The question came up more than once, prompting Barry to offer a vague, but promising-sounding, reply.
“I think it’s very realistic to think that if we’re here a year from now, there will be tangible benefits on the ground,” he said. “There are improvements that will be done in that timeframe.”
But he didn’t repeat the caveat he’d issued earlier in the meeting: that no single project will solve the problem; it will take all the proposed projects, fully completed and working in concert, to substantially reduce the risk of flooding in these subdivisions.
To accomplish the goal, the county has a roughly outlined $50 million plan. It involves constructing 10 or 11 large water-retention ponds throughout the Eleven Mile Creek water basin and widening the creek near the subdivision so it can handle a larger volume of water when necessary. The county would need to acquire the 10- to 20-acre pond sites, and all the homeowners along the creek would need to agree to sell their homes to the county.
The county doesn’t have $50 million lying around to fix the problem of this cluster of subdivisions, around 200 homes. It has similar flooding problems throughout the county.
Homeowners hoping to sell their flood-prone homes to the county under the FEMA program face hurdles. The program isn’t designed to bail out homeowners. Its grants are intended to make communities more resilient against future flooding. The purchase of homes is needed to widen the creek bed.

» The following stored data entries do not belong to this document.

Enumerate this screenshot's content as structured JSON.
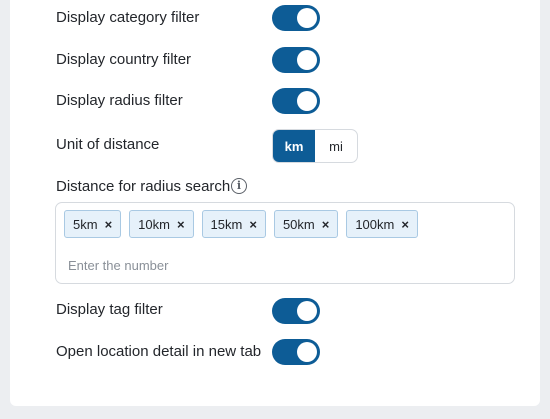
{
  "settings": {
    "category_filter": {
      "label": "Display category filter",
      "enabled": true
    },
    "country_filter": {
      "label": "Display country filter",
      "enabled": true
    },
    "radius_filter": {
      "label": "Display radius filter",
      "enabled": true
    },
    "unit": {
      "label": "Unit of distance",
      "options": [
        "km",
        "mi"
      ],
      "selected": "km"
    },
    "radius_search": {
      "label": "Distance for radius search",
      "info_icon": "info-icon",
      "tags": [
        "5km",
        "10km",
        "15km",
        "50km",
        "100km"
      ],
      "remove_glyph": "×",
      "input_placeholder": "Enter the number",
      "input_value": ""
    },
    "tag_filter": {
      "label": "Display tag filter",
      "enabled": true
    },
    "open_new_tab": {
      "label": "Open location detail in new tab",
      "enabled": true
    }
  },
  "colors": {
    "accent": "#0d5c96",
    "chip_bg": "#e6f1fa",
    "chip_border": "#a9c9e3",
    "page_bg": "#eceef1"
  }
}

For that reason, FEMA is unlikely to buy houses that aren’t directly along the creek, which is most of them.
So, the Eleven Mile Creek plan is shrouded in uncertainty, not just because the funding seems likely to dribble in over decades, at best. But because it’s unclear that it will solve the problem once completed. Continuing development throughout the basin and more frequent intense-rain events are just two of the variables.
READ MORE: Bristol Creek Homeowner Asks Why Subdivisions Were Built on Flood-Prone Land
This dilemma has divided the homeowners into two camps: those who cling to hope their homes can be saved and those who think the neighborhood needs to be condemned – an option likely to be costlier than the fix.
Facing these two highly problematic options, the most likely next step for these homeowners is another flood.
Commissioner Barry didn’t reply to an email and voice message from Flood Trends seeking comment after the meeting.